Es regnet. Nicht wie im Winter, wenn die Regentropfen beim Fahrradfahren ins Gesicht schlagen. Es regnet. Wie im Frühling. Der Regen und der Wind sind kühl auf der Haut, aber eine dicke Jacke trägt nur der Mann neben mir. Eigentlich sollte die Sonne scheinen, aber sie scheint nicht. Ich kann die Tage schon gar nicht mehr zählen, an denen sie mich morgens freundlich weckte und den ganzen Tag begleitete. Heute nicht. Es regnet.

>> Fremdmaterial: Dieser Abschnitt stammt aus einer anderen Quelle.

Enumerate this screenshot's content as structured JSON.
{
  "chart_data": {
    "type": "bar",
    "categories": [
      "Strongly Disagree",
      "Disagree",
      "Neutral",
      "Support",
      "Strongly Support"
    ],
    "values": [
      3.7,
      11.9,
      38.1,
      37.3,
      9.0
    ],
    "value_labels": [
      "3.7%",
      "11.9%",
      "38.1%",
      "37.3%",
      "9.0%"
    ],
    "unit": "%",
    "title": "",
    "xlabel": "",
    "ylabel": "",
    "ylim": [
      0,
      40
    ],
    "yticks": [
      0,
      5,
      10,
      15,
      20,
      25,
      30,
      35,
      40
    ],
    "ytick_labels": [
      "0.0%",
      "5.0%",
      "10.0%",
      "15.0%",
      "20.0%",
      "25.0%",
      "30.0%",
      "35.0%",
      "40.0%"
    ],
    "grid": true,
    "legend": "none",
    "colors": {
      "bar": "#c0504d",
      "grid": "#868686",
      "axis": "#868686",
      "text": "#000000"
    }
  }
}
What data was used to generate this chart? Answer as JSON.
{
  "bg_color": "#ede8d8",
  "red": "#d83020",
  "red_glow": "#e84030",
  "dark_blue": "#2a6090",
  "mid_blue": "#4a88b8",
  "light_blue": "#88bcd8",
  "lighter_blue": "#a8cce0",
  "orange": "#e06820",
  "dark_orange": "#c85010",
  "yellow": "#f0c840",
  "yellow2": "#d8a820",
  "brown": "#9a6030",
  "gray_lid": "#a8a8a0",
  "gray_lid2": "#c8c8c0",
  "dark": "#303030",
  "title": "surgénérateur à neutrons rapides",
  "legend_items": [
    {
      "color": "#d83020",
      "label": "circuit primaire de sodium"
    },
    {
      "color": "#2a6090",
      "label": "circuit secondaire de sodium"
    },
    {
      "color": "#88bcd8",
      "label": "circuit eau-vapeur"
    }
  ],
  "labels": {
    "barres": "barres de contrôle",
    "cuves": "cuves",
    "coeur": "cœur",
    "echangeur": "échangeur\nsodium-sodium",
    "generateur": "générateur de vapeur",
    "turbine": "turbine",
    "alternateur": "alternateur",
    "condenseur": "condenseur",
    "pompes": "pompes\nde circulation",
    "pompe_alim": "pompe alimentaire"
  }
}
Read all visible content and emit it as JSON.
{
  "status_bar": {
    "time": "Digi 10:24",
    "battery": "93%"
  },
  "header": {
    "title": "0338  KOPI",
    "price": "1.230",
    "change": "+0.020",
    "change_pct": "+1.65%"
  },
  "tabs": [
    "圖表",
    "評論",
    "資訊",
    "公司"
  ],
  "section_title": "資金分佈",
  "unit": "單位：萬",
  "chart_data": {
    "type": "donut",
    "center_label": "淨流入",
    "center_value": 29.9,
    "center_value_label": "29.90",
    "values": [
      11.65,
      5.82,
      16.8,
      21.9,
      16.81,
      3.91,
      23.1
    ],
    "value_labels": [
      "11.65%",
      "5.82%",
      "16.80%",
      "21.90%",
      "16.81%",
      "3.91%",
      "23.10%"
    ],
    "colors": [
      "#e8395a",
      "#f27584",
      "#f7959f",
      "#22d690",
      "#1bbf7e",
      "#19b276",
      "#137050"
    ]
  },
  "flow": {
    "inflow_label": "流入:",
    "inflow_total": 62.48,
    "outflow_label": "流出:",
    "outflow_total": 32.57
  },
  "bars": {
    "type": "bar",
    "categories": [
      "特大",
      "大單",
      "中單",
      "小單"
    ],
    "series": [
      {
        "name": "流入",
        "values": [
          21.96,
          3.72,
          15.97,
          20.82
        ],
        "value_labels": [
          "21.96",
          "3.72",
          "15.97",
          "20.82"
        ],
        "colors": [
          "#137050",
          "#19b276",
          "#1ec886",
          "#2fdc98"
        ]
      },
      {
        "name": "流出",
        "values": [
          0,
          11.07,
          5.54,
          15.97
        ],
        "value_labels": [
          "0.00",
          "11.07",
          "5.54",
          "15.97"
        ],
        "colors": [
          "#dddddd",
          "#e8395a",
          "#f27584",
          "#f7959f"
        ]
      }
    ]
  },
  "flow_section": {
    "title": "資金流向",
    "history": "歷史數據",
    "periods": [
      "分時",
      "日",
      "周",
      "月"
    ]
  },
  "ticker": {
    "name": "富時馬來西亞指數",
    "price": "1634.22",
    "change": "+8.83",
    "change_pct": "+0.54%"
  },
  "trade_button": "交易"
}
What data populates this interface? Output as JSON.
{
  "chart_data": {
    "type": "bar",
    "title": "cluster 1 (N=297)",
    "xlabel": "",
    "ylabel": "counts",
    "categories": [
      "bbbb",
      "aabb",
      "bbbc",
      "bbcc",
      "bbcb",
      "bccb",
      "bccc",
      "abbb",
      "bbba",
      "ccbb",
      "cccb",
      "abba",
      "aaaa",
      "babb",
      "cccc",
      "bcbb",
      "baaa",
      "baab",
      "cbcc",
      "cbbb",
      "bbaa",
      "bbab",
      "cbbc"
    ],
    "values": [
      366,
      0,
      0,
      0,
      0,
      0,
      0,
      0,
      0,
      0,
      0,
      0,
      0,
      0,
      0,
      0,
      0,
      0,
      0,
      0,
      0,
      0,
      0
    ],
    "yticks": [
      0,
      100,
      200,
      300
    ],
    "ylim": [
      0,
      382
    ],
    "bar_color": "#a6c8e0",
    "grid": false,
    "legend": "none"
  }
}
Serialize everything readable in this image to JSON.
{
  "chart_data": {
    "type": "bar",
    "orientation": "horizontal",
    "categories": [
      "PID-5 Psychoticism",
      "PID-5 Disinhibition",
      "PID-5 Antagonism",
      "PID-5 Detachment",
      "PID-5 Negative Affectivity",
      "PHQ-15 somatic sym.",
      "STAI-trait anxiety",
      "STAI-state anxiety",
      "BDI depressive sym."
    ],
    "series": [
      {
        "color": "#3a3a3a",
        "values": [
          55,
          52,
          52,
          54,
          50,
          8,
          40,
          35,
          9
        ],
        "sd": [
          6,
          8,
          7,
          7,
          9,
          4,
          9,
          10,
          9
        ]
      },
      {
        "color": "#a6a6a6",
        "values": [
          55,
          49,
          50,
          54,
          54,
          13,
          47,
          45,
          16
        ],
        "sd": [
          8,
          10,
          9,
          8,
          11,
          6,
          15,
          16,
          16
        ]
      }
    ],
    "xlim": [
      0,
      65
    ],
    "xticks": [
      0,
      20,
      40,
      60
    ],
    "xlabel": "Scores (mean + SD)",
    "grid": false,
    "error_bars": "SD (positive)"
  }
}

Ich möchte hier weg. Nicht wie Fernweh, wenn man sich nach einem bestimmten Ort sehnt. Ich möchte hier weg. Als wäre ich einfach nicht hier. Ich treibe herum. Freunde fragen sich wie es mir geht. Meine Familie fragt sich wo ich bin. Ich bin doch hier. Ich möchte hier weg.
Am liebsten fahre ich zur Zeit mit dem Zug. Ich bin dann nicht hier. Keiner interessiert sich was ich hier tue, wohin ich fahre oder wer ich bin. Es gibt in einem Zug keinen Zwang irgendwer zu sein. Das ist gut so, denn ich weiß nicht wer ich bin. Ich treibe herum. Ich will dies nicht studieren, ich will das studieren und das auch. Ich möchte mich nicht ändern, ich will mich ändern und das auch.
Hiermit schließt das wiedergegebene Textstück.